By Jonathan Werran | 17 August 2022
  • Jonathan Werran

Last month in a case brought by Joylon Maugham QC’s Good Law project, Client Earth and Friends of the Earth, the High Court ruled that the Government’s net zero strategy was in violation of the Climate Change Act 2008.

The grounds cited were insufficient provision of information on how its policies would contribute to reducing emissions. The judges have ordered the Department for Business, Energy and Industrial Strategy (BEIS) to prepare a report within eight months providing this information for Parliamentary and public scrutiny. This landmark ruling has not just marked the first time the Climate Change Act had been used to legally scrutinise climate commitment, it has also raised the bar for future net zero policy.

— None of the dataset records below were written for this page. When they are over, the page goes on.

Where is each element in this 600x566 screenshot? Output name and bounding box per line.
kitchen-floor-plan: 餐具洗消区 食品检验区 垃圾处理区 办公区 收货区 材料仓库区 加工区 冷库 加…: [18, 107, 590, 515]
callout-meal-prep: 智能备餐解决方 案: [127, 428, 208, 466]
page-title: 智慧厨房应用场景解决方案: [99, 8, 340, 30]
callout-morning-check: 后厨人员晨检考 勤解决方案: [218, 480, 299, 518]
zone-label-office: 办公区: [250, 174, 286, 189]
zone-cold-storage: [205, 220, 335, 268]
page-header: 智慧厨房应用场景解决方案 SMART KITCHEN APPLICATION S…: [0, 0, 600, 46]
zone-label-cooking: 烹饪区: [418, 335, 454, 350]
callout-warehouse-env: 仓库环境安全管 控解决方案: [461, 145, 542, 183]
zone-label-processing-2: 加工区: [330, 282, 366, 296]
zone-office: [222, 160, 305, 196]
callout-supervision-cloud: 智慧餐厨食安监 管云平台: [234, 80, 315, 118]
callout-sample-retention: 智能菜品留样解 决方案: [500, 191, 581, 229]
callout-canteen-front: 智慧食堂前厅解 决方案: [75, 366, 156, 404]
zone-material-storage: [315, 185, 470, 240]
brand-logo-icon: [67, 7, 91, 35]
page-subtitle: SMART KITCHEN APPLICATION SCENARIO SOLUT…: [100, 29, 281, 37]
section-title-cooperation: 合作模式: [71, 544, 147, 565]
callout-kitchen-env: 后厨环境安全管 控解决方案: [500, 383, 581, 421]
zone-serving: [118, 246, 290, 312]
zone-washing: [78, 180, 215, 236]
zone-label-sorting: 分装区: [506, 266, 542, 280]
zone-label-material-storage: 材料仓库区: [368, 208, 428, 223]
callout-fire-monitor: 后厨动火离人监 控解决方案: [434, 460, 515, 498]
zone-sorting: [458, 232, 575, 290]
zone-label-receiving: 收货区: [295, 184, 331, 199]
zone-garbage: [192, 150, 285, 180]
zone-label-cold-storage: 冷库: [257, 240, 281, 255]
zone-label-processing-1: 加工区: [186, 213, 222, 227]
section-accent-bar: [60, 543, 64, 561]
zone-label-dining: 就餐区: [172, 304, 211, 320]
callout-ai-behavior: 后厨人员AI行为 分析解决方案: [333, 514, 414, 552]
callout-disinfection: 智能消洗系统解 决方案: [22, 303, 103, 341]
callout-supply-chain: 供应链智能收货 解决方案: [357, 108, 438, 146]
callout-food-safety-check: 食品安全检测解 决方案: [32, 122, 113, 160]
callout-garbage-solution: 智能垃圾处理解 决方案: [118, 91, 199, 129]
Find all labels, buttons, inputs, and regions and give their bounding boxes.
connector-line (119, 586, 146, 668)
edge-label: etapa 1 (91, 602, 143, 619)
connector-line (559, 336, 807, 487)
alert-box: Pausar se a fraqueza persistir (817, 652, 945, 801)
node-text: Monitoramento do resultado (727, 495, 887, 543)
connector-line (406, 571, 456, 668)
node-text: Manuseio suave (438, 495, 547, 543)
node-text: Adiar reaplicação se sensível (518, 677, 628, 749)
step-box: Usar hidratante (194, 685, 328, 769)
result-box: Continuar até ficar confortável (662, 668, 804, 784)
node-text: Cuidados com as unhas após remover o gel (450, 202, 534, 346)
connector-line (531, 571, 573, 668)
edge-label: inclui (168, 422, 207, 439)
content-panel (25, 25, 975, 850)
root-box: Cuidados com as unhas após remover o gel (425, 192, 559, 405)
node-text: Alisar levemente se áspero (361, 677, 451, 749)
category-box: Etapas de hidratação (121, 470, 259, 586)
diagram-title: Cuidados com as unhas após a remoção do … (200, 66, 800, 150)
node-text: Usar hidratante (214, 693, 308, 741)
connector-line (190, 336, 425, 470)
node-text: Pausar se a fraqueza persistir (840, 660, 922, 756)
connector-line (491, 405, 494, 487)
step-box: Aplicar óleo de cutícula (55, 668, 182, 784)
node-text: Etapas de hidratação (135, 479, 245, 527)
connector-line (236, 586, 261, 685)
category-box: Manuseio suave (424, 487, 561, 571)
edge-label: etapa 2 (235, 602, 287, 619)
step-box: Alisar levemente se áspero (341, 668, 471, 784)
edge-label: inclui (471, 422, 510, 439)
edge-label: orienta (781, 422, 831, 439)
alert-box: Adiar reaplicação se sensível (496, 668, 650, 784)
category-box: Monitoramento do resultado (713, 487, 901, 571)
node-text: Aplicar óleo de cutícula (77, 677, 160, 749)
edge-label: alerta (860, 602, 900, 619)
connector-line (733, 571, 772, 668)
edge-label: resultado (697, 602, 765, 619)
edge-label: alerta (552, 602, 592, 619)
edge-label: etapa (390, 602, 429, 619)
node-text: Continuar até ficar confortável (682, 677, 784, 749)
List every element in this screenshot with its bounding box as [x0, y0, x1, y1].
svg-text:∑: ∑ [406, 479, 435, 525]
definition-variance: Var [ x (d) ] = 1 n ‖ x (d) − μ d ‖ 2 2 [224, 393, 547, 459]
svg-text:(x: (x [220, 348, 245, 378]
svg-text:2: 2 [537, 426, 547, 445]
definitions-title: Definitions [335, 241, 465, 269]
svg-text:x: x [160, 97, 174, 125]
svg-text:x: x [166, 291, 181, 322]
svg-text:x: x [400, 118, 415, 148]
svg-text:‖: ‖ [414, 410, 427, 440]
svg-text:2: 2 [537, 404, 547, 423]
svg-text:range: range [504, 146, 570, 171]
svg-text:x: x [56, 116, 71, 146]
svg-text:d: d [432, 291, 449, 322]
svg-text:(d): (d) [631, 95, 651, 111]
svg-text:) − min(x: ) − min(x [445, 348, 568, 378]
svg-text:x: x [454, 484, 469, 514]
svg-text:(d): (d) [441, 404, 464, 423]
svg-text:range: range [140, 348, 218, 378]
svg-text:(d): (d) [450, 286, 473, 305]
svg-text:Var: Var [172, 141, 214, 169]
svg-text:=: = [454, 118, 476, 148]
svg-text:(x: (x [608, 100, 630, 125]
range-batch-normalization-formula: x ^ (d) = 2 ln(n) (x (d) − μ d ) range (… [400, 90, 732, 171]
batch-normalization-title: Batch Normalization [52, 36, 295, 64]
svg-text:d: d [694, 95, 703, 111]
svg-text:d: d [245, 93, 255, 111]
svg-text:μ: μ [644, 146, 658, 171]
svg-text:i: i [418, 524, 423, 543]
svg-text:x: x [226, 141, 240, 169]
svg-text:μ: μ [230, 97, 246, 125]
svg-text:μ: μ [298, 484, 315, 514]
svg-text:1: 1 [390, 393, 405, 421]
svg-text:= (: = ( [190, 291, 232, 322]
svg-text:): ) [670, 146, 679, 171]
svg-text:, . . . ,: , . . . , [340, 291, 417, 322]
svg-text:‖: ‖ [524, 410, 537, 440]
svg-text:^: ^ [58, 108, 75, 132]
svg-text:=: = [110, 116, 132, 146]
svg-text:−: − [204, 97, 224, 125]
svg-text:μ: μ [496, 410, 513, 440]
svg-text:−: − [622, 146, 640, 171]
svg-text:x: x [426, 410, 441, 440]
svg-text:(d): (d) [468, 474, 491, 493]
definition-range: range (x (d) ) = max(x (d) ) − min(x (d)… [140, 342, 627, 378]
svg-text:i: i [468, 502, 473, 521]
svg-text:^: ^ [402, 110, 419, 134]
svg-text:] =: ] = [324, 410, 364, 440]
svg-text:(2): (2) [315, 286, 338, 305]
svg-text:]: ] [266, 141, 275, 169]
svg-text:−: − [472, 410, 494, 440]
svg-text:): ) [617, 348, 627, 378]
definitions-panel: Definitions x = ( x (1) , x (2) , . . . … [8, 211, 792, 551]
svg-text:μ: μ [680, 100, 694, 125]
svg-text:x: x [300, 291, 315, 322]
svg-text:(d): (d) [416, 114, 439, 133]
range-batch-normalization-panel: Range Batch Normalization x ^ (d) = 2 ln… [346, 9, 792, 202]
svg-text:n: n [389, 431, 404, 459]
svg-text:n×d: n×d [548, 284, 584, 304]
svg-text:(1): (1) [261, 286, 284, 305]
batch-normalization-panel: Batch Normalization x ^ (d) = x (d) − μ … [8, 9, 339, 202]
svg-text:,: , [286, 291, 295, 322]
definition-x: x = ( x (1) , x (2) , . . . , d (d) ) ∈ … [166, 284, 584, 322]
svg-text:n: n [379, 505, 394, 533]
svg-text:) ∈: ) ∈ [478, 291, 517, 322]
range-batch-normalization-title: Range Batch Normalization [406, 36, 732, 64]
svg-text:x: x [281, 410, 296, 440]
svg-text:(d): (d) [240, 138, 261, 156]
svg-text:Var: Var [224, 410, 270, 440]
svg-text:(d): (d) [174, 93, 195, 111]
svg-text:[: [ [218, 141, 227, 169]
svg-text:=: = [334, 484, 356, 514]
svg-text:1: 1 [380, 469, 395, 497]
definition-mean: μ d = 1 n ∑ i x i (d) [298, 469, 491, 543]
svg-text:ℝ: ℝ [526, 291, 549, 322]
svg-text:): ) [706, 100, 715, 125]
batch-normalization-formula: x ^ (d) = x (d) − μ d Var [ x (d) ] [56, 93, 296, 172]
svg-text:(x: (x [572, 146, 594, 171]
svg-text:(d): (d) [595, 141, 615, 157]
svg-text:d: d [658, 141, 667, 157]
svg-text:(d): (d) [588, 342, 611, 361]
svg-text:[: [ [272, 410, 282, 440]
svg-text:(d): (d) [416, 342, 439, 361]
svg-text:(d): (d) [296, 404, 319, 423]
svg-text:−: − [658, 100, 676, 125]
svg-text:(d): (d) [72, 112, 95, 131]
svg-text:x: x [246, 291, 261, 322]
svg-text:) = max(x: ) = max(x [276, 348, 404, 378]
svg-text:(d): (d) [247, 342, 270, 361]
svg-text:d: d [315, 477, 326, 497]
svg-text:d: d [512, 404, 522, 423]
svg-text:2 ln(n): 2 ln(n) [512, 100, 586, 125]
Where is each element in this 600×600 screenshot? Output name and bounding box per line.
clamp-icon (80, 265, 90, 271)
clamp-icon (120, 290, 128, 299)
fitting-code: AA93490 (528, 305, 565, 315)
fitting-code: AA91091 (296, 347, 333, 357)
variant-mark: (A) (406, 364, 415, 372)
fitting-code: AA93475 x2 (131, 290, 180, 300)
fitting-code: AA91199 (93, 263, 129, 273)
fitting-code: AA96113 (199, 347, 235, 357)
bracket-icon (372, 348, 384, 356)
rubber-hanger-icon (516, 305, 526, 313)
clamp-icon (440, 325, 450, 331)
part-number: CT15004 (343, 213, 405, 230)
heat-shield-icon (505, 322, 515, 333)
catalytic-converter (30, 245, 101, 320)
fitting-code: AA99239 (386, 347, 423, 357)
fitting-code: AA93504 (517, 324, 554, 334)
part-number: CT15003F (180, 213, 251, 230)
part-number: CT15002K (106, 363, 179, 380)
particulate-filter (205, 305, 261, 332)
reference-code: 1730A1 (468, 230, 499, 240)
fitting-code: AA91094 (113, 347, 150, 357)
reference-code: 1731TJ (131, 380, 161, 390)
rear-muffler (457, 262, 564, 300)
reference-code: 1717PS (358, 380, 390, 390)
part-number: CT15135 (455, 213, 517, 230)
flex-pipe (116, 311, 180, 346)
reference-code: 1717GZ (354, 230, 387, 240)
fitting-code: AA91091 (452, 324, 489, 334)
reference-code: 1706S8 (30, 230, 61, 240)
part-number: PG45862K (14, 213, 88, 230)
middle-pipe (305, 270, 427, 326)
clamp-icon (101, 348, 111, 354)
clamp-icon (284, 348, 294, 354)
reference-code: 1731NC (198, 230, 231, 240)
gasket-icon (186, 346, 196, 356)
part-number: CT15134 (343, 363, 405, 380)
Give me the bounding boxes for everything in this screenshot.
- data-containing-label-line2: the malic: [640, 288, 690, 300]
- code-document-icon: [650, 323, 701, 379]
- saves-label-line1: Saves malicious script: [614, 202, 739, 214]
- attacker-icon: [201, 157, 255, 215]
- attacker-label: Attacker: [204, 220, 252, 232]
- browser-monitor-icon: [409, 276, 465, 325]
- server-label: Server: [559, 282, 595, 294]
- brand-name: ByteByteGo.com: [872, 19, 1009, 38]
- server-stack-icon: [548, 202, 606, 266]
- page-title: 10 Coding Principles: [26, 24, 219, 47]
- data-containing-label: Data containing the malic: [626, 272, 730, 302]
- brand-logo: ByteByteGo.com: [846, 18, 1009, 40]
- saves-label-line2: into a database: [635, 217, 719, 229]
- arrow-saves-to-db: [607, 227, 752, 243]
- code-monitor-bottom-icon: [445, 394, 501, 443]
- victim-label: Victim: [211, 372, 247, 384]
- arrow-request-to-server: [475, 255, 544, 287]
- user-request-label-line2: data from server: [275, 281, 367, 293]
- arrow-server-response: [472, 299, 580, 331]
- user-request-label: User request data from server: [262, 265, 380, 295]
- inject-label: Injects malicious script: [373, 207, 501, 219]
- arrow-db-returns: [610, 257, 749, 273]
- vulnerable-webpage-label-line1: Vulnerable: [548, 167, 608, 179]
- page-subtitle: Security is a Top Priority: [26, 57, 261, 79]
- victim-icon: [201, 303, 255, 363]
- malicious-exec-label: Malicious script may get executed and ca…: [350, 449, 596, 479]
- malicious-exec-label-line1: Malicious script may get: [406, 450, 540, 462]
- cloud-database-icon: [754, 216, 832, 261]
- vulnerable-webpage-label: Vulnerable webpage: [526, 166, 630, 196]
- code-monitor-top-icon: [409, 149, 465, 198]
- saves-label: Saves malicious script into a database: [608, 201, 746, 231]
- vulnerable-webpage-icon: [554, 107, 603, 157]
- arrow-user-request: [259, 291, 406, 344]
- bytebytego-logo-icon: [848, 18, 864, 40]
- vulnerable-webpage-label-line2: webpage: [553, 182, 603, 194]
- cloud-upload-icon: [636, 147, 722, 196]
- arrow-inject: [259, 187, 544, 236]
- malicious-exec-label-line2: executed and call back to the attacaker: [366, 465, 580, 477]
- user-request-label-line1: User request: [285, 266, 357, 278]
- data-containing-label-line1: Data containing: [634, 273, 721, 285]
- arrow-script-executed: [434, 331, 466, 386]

It must be stated the ruling does not involve any legal challenge to the setting of the net zero target, nor to the setting of any carbon budget. So what next – and what if anything changes at local level?

Well Boris Johnson who set out in the foreword to the Net Zero Strategy only last October to ‘lead the world in ending our contribution to climate change’ won’t be around. Neither is it thought will BEIS secretary Kwasi Kwarteng who claimed the strategy as published ‘demonstrates how the UK is leading by example, with a clear plan for the future’, who is being tipped as chancellor in a future Liz Truss administration.

One benefit that can be adduced going forwards from the judgment is the need for greater clarity and concrete understanding as to how we quantify progress towards net zero. The public will be supportive of this, with YouGov data showing that around 70% of the public are aware human activity is heating up the planet, with around 50% tending to believe the Government is not doing enough to reduce emissions.

Yet measures devised to help with bringing down the global temperature increase have suffered from a lack of co-ordination across geography and sectors, a lack of clarity over specific targets and how they will be met and, perhaps most importantly of all, a lack of consistency as the country has cycled through three different Governments in half a decade.

At place level we need to look under the bonnet to identify then quantify the 30% of climate action that can only be achieved through local leadership. There’s been a good few years of running central government as if the power of rhetoric could effect any change on the ground.

Councils will have to move beyond what increasingly seems like vapid gesture politics of declaring climate emergencies and get together their own act – making use of their own property assets and wider public estate, procurement power and ability to convene local economic anchors and the like. And when it comes to the private sector, restoring their trust and confidence in government-run schemes after the home insulation debacle of 2020 is a must.

It should be borne in mind that many councils have set themselves even more stringent 2030 net zero commitments, while in many cases lacking the ability to retrofit their own properties let alone every property in their locality. The mindset has to be that practical answers to this can’t await help from either national Government, BP, big business or China when half of emissions are coming from home heating.

Councils will also have to look at greater collaboration across the sector, bringing back the concept of one-stop shops for residents and aggregating procurement and institutional knowledge. But the greatest need for co-ordination is overcoming supply chain issues which bedevil every area of the net zero economy. It is a wacky net zero battlefield, with competition for funding against rival funds over the same residents with a limited labour market and skills bottleneck.

Indeed, with most funding for net zero at local level coming from BEIS, projects have to be shoehorned to central government timetables and diktat without any local sense of rhyme or reason. An ultimate prize would be the weaning of local government net zero strategies and carbon offset plans away from central funding. This would enable our local leaders to set long-term targets and align skills and supply chain issues that reflect their own good judgment of place needs and priorities.